Sierra Leone presents a number of challenges for business and foreign investors. On paper, the country has a supportive business environment. For example: an investment code establishes protections that are on par with those in high income OECD countries; the legal system recognises property and contract rights; and, a new mining law sets out a consistent fiscal regime.
However, in practice, institutional and governance weaknesses significantly reduce the effectiveness of such codes. Enforcing contracts, for example, can be a time consuming and opaque process – Freedom House partly attributes delays to insufficient judicial resources and training. It is also difficult to establish property rights because there is no titling system.
These business challenges are reflected in the country’s disappointing ranking on the World Bank’s ease of doing business gauge, which attempts to measure ‘regulation and red tape relevant to a domestic small to medium-size firm’; on the overall measure, Sierra Leone ranks in the bottom quartile, just below the Sub-Saharan African average and well below the OECD average. Surprisingly, however, it outranks the OECD average on ‘protecting investors’, which reflects greater perceived levels of disclosure, shareholder power and director responsibility (left hand panel, Chart 6). But as noted above, things can be very different in practice.

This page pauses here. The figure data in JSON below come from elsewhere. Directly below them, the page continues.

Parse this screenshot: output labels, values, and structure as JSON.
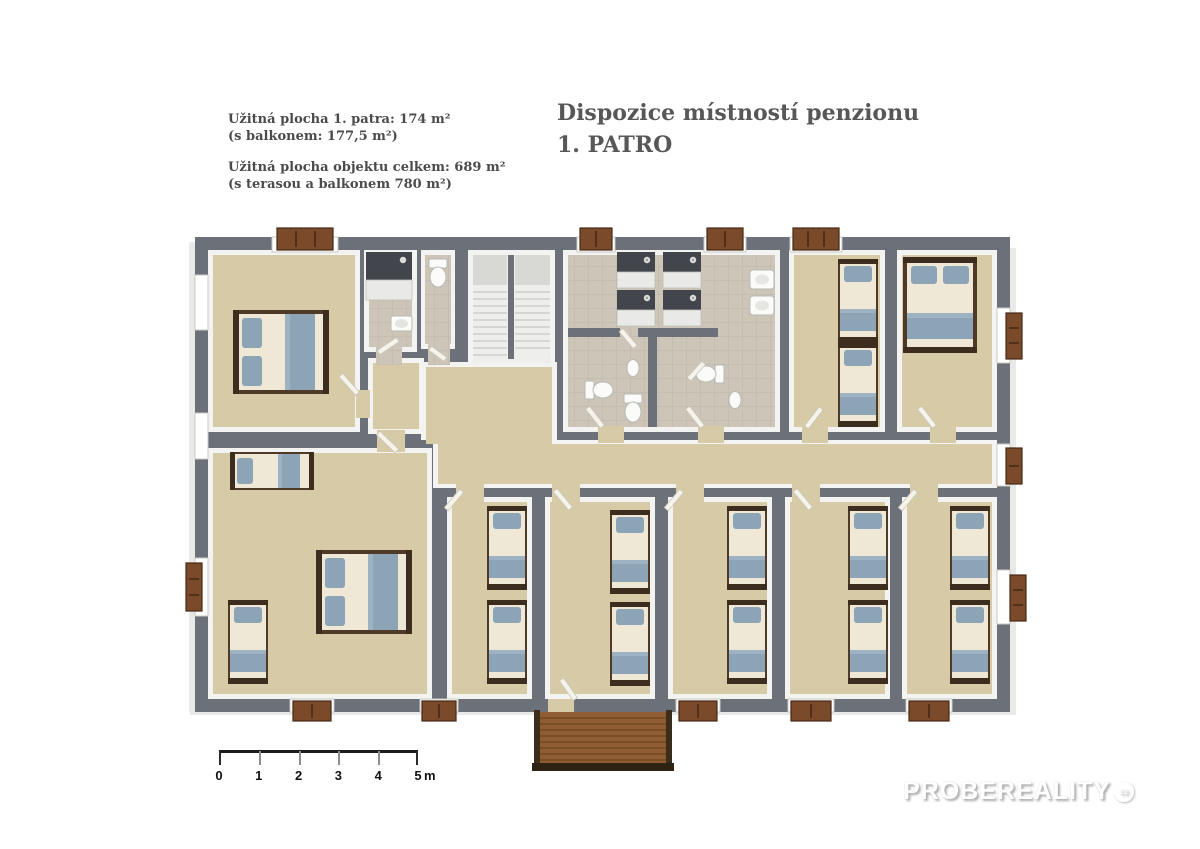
{
  "colors": {
    "wall": "#6b7079",
    "floor": "#d7caa6",
    "tile": "#ccc5b8",
    "bed_blue": "#8ca4b6",
    "bed_frame": "#4f3a28",
    "wood": "#8f5c33",
    "text": "#4b4b4b",
    "title": "#575757"
  },
  "info": {
    "line1": "Užitná plocha 1. patra: 174 m²",
    "line2": "(s balkonem: 177,5 m²)",
    "line3": "Užitná plocha objektu celkem: 689 m²",
    "line4": "(s terasou a balkonem 780 m²)"
  },
  "title": {
    "line1": "Dispozice místností penzionu",
    "line2": "1. PATRO"
  },
  "scale_bar": {
    "labels": [
      "0",
      "1",
      "2",
      "3",
      "4",
      "5"
    ],
    "unit": "m"
  },
  "watermark": {
    "text": "PROBEREALITY",
    "badge": "cz"
  }
}
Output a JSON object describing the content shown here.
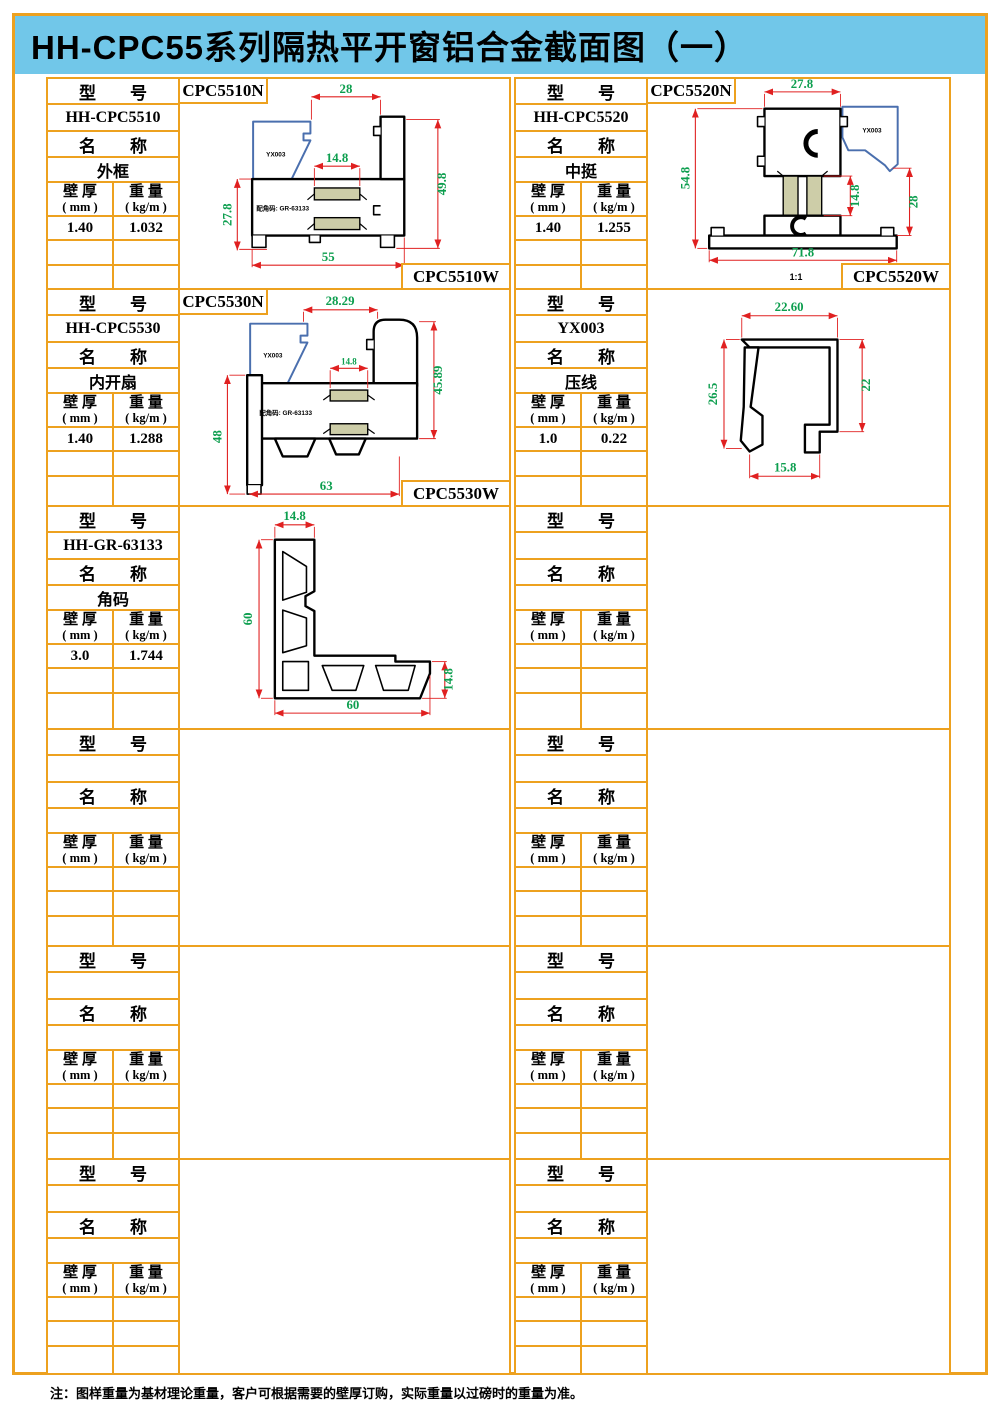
{
  "title": "HH-CPC55系列隔热平开窗铝合金截面图（一）",
  "note": "注：图样重量为基材理论重量，客户可根据需要的壁厚订购，实际重量以过磅时的重量为准。",
  "labels": {
    "model_header": "型　　号",
    "name_header": "名　　称",
    "thickness_header": "壁 厚",
    "thickness_unit": "( mm )",
    "weight_header": "重 量",
    "weight_unit": "( kg/m )"
  },
  "colors": {
    "border_orange": "#EDA11F",
    "title_blue": "#71C7E9",
    "dim_green": "#0C9E4E",
    "dim_red": "#E02020",
    "bead_blue": "#4A6FAE",
    "thermal_tan": "#CDCDA8"
  },
  "cells": [
    {
      "model": "HH-CPC5510",
      "name": "外框",
      "thickness": "1.40",
      "weight": "1.032",
      "label_n": "CPC5510N",
      "label_w": "CPC5510W",
      "dims": {
        "top": "28",
        "mid": "14.8",
        "left": "27.8",
        "right": "49.8",
        "bottom": "55"
      },
      "annotations": {
        "bead": "YX003",
        "corner": "配角码: GR-63133"
      }
    },
    {
      "model": "HH-CPC5520",
      "name": "中挺",
      "thickness": "1.40",
      "weight": "1.255",
      "label_n": "CPC5520N",
      "label_w": "CPC5520W",
      "dims": {
        "top": "27.8",
        "mid": "14.8",
        "left": "54.8",
        "right": "28",
        "bottom": "71.8"
      },
      "annotations": {
        "bead": "YX003",
        "scale": "1:1"
      }
    },
    {
      "model": "HH-CPC5530",
      "name": "内开扇",
      "thickness": "1.40",
      "weight": "1.288",
      "label_n": "CPC5530N",
      "label_w": "CPC5530W",
      "dims": {
        "top": "28.29",
        "mid": "14.8",
        "left": "48",
        "right": "45.89",
        "bottom": "63"
      },
      "annotations": {
        "bead": "YX003",
        "corner": "配角码: GR-63133"
      }
    },
    {
      "model": "YX003",
      "name": "压线",
      "thickness": "1.0",
      "weight": "0.22",
      "dims": {
        "top": "22.60",
        "left": "26.5",
        "right": "22",
        "bottom": "15.8"
      }
    },
    {
      "model": "HH-GR-63133",
      "name": "角码",
      "thickness": "3.0",
      "weight": "1.744",
      "dims": {
        "top": "14.8",
        "left": "60",
        "right": "14.8",
        "bottom": "60"
      }
    },
    {
      "model": "",
      "name": "",
      "thickness": "",
      "weight": ""
    },
    {
      "model": "",
      "name": "",
      "thickness": "",
      "weight": ""
    },
    {
      "model": "",
      "name": "",
      "thickness": "",
      "weight": ""
    },
    {
      "model": "",
      "name": "",
      "thickness": "",
      "weight": ""
    },
    {
      "model": "",
      "name": "",
      "thickness": "",
      "weight": ""
    },
    {
      "model": "",
      "name": "",
      "thickness": "",
      "weight": ""
    },
    {
      "model": "",
      "name": "",
      "thickness": "",
      "weight": ""
    }
  ]
}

And on factors that matter to foreign investors, such as controlling corruption, rule of law and regulatory quality, Sierra Leone ranks in the bottom quartile and lower than the regional average (right hand panel, Chart 6).
Still, some foreign investors are keen to navigate such uncertainties. Indeed, FDI inflows have risen steadily over the past five years, albeit from a low base. In particular, there has been a surge in foreign interest in developing the country’s high-quality iron ore deposits.